Nfld. & Labrador

'Certainly no surprise': School bus operator blames public tender act for faulty buses

A school bus operator in St. George's says he believes the Public Tender Act is to blame for the recent discovery of seven faulty buses.

Western Newfoundland bus operator Dave Callahan says government created a bidding war for tenders

Dave Callahan is a school bus operator in western Newfoundland who says he thinks the government has created a feeding-frenzy amongst operators who are already desperate. (CBC)

One school bus operator in western Newfoundland says he thinks the provincial government's Public Tender Act is to blame for the recent discovery of faulty school buses on the Avalon Peninsula.

Island Bus Services, a private company on contract with the Newfoundland and Labrador English School District, had seven vehicles ordered off the road this month.

A spot inspection, ordered after one of its vehicles went off the road in Shea Heights three weeks ago, found some of the company's buses had faulty fuel and brake fluid hoses, with emergency exits that were seized shut.

"[It's] certainly no surprise," Dave Callahan, a school bus operator in St. George's, told CBC's Here and Now.

"I guess I knew that this was coming, I'm glad to have seen it like this rather than to have it proven when there's an accident, and children [are] hurt." 

Callahan, who is not involved with Island Bus Services, said school bus operators are in a marginalized position "as the result of a government-created bidding war."

"They created a feeding-frenzy amongst a bunch of already-desperate operators," he said.
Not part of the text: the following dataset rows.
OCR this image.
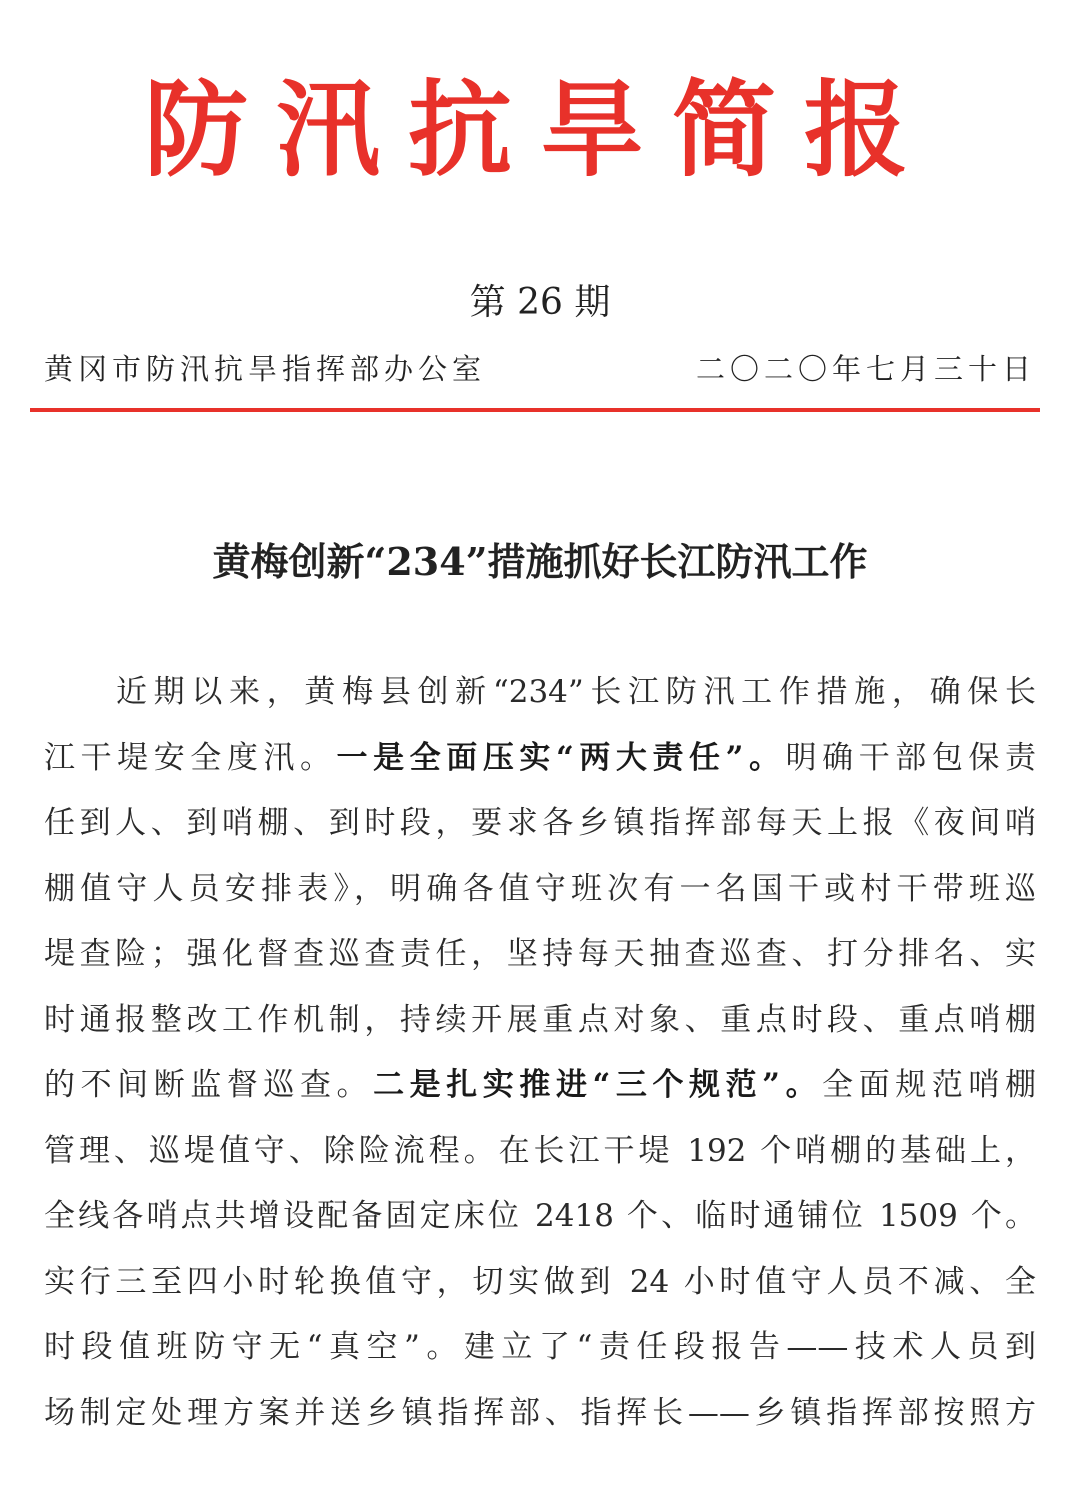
防汛抗旱简报
第 26 期
黄冈市防汛抗旱指挥部办公室	二〇二〇年七月三十日
黄梅创新“234”措施抓好长江防汛工作
近期以来，黄梅县创新“234”长江防汛工作措施，确保长
江干堤安全度汛。一是全面压实“两大责任”。明确干部包保责
任到人、到哨棚、到时段，要求各乡镇指挥部每天上报《夜间哨
棚值守人员安排表》，明确各值守班次有一名国干或村干带班巡
堤查险；强化督查巡查责任，坚持每天抽查巡查、打分排名、实
时通报整改工作机制，持续开展重点对象、重点时段、重点哨棚
的不间断监督巡查。二是扎实推进“三个规范”。全面规范哨棚
管理、巡堤值守、除险流程。在长江干堤 192 个哨棚的基础上，
全线各哨点共增设配备固定床位 2418 个、临时通铺位 1509 个。
实行三至四小时轮换值守，切实做到 24 小时值守人员不减、全
时段值班防守无“真空”。建立了“责任段报告——技术人员到
场制定处理方案并送乡镇指挥部、指挥长——乡镇指挥部按照方
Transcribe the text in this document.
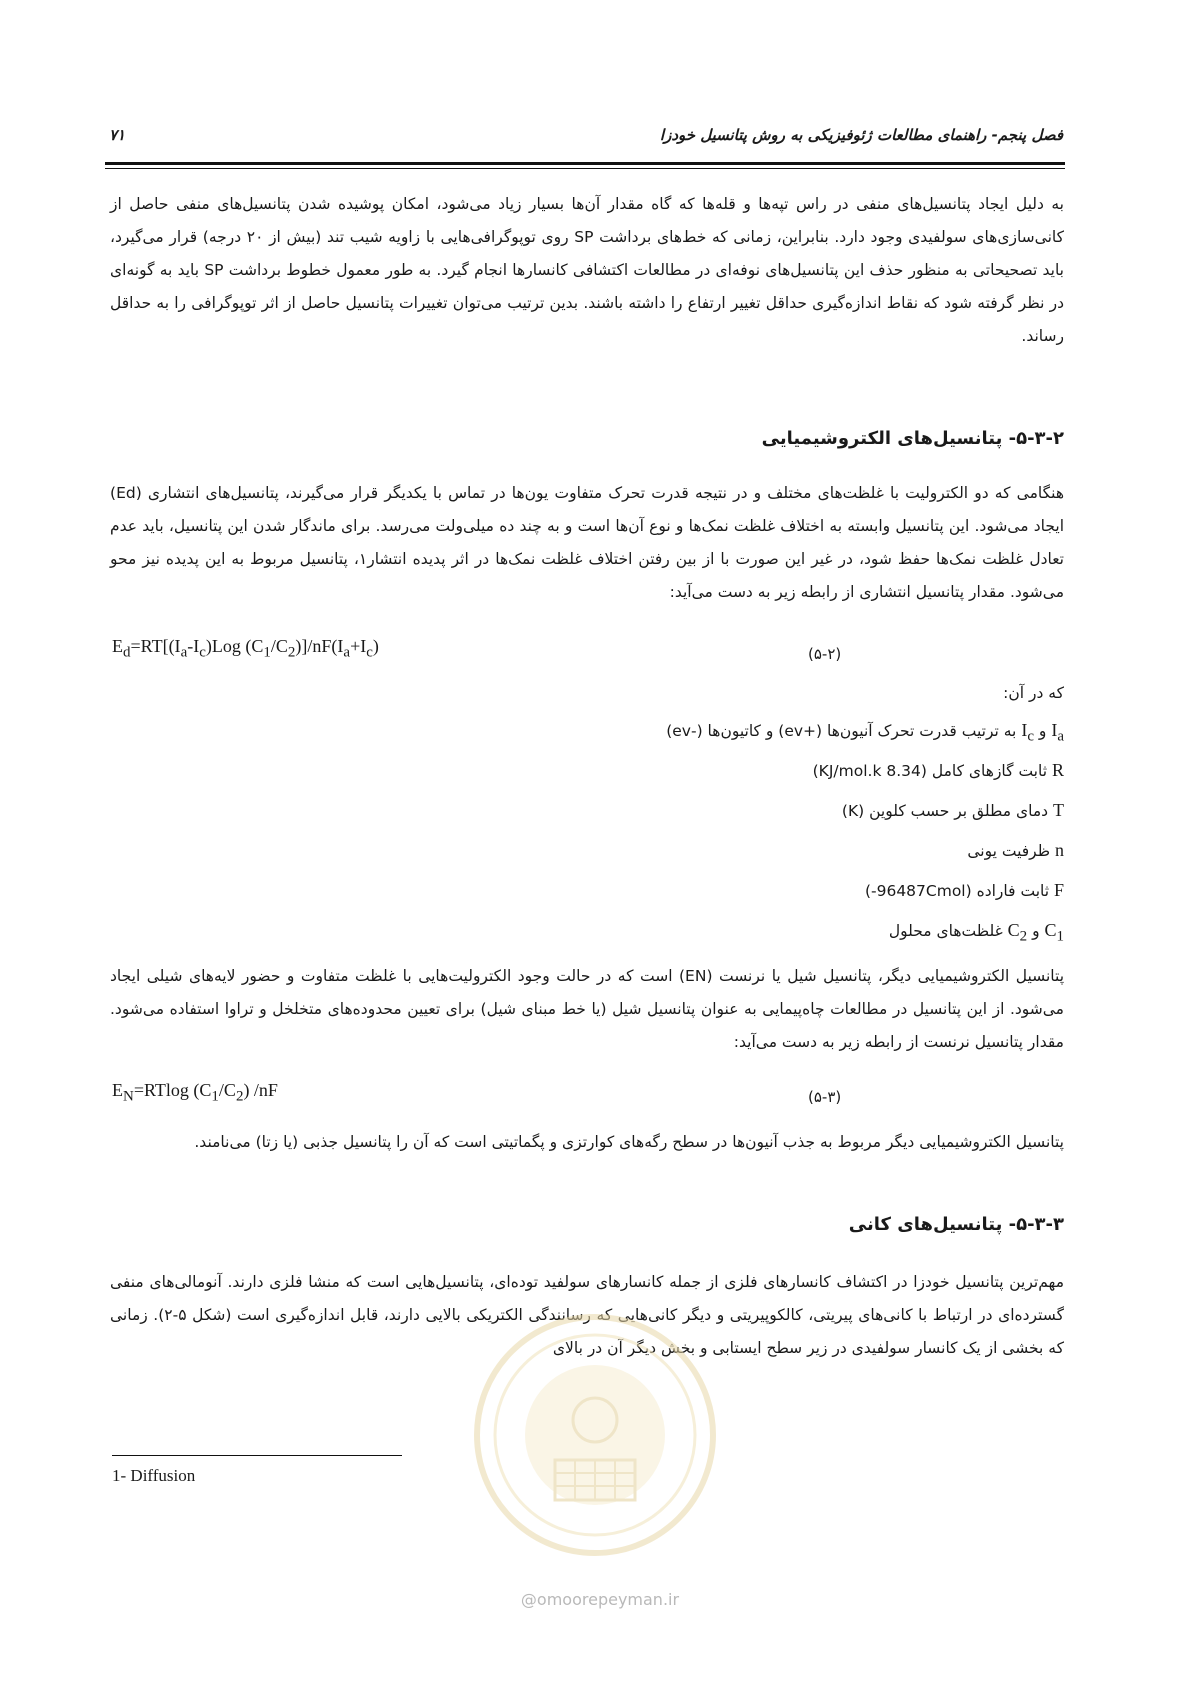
۷۱	فصل پنجم- راهنمای مطالعات ژئوفیزیکی به روش پتانسیل خودزا
به دلیل ایجاد پتانسیل‌های منفی در راس تپه‌ها و قله‌ها که گاه مقدار آن‌ها بسیار زیاد می‌شود، امکان پوشیده شدن پتانسیل‌های منفی حاصل از کانی‌سازی‌های سولفیدی وجود دارد. بنابراین، زمانی که خط‌های برداشت SP روی توپوگرافی‌هایی با زاویه شیب تند (بیش از ۲۰ درجه) قرار می‌گیرد، باید تصحیحاتی به منظور حذف این پتانسیل‌های نوفه‌ای در مطالعات اکتشافی کانسارها انجام گیرد. به طور معمول خطوط برداشت SP باید به گونه‌ای در نظر گرفته شود که نقاط اندازه‌گیری حداقل تغییر ارتفاع را داشته باشند. بدین ترتیب می‌توان تغییرات پتانسیل حاصل از اثر توپوگرافی را به حداقل رساند.
۵-۳-۲- پتانسیل‌های الکتروشیمیایی
هنگامی که دو الکترولیت با غلظت‌های مختلف و در نتیجه قدرت تحرک متفاوت یون‌ها در تماس با یکدیگر قرار می‌گیرند، پتانسیل‌های انتشاری (Ed) ایجاد می‌شود. این پتانسیل وابسته به اختلاف غلظت نمک‌ها و نوع آن‌ها است و به چند ده میلی‌ولت می‌رسد. برای ماندگار شدن این پتانسیل، باید عدم تعادل غلظت نمک‌ها حفظ شود، در غیر این صورت با از بین رفتن اختلاف غلظت نمک‌ها در اثر پدیده انتشار۱، پتانسیل مربوط به این پدیده نیز محو می‌شود. مقدار پتانسیل انتشاری از رابطه زیر به دست می‌آید:
$E_d=RT[(I_a-I_c)Log$ $(C_1/C_2)]/nF(I_a+I_c)$	(۵-۲)
که در آن:
$I_a$ و $I_c$ به ترتیب قدرت تحرک آنیون‌ها (+ev) و کاتیون‌ها (-ev)
R ثابت گازهای کامل (8.34 KJ/mol.k)
T دمای مطلق بر حسب کلوین (K)
n ظرفیت یونی
F ثابت فاراده (96487Cmol-)
$C_1$ و $C_2$ غلظت‌های محلول
پتانسیل الکتروشیمیایی دیگر، پتانسیل شیل یا نرنست (EN) است که در حالت وجود الکترولیت‌هایی با غلظت متفاوت و حضور لایه‌های شیلی ایجاد می‌شود. از این پتانسیل در مطالعات چاه‌پیمایی به عنوان پتانسیل شیل (یا خط مبنای شیل) برای تعیین محدوده‌های متخلخل و تراوا استفاده می‌شود. مقدار پتانسیل نرنست از رابطه زیر به دست می‌آید:
$E_N=RTlog$ $(C_1/C_2)$ /nF	(۵-۳)
پتانسیل الکتروشیمیایی دیگر مربوط به جذب آنیون‌ها در سطح رگه‌های کوارتزی و پگماتیتی است که آن را پتانسیل جذبی (یا زتا) می‌نامند.
۵-۳-۳- پتانسیل‌های کانی
مهم‌ترین پتانسیل خودزا در اکتشاف کانسارهای فلزی از جمله کانسارهای سولفید توده‌ای، پتانسیل‌هایی است که منشا فلزی دارند. آنومالی‌های منفی گسترده‌ای در ارتباط با کانی‌های پیریتی، کالکوپیریتی و دیگر کانی‌هایی که رسانندگی الکتریکی بالایی دارند، قابل اندازه‌گیری است (شکل ۵-۲). زمانی که بخشی از یک کانسار سولفیدی در زیر سطح ایستابی و بخش دیگر آن در بالای
1- Diffusion
@omoorepeyman.ir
"This operator [Island Bus Services] has been around for a while," Callahan said. "I can't say that he would choose to operate like this, but certainly knowing well and full the amount of money that he got into the contracts that he's operating on, and the parameters that he's operating under, yeah... I almost could have predicted [it]."

According to Callahan, it's extremely difficult to finance a school bus business, so many operators are forced to cut corners.

"I'm going to tell you something right now, you only found one. There's many more nightmare stories out there just like that operator," he said. 

"We are not finance-able. And under the Public Tender Act, there's absolutely zero motivation or zero ability to run a feasibly responsible and safe business."

In order to prevent something like this from happening again, Callahan said the government should negotiate with all the bus operators.

"The industry is focused now to go forward, to get a negotiated contract so we can make this industry safer," he said. "There's no other way." 

​The school district said the Island Bus Service's contract for Leary's Brook Junior High and Larkhall Academy had been suspended, but could be reinstated once those buses were repaired to standard and re-inspected.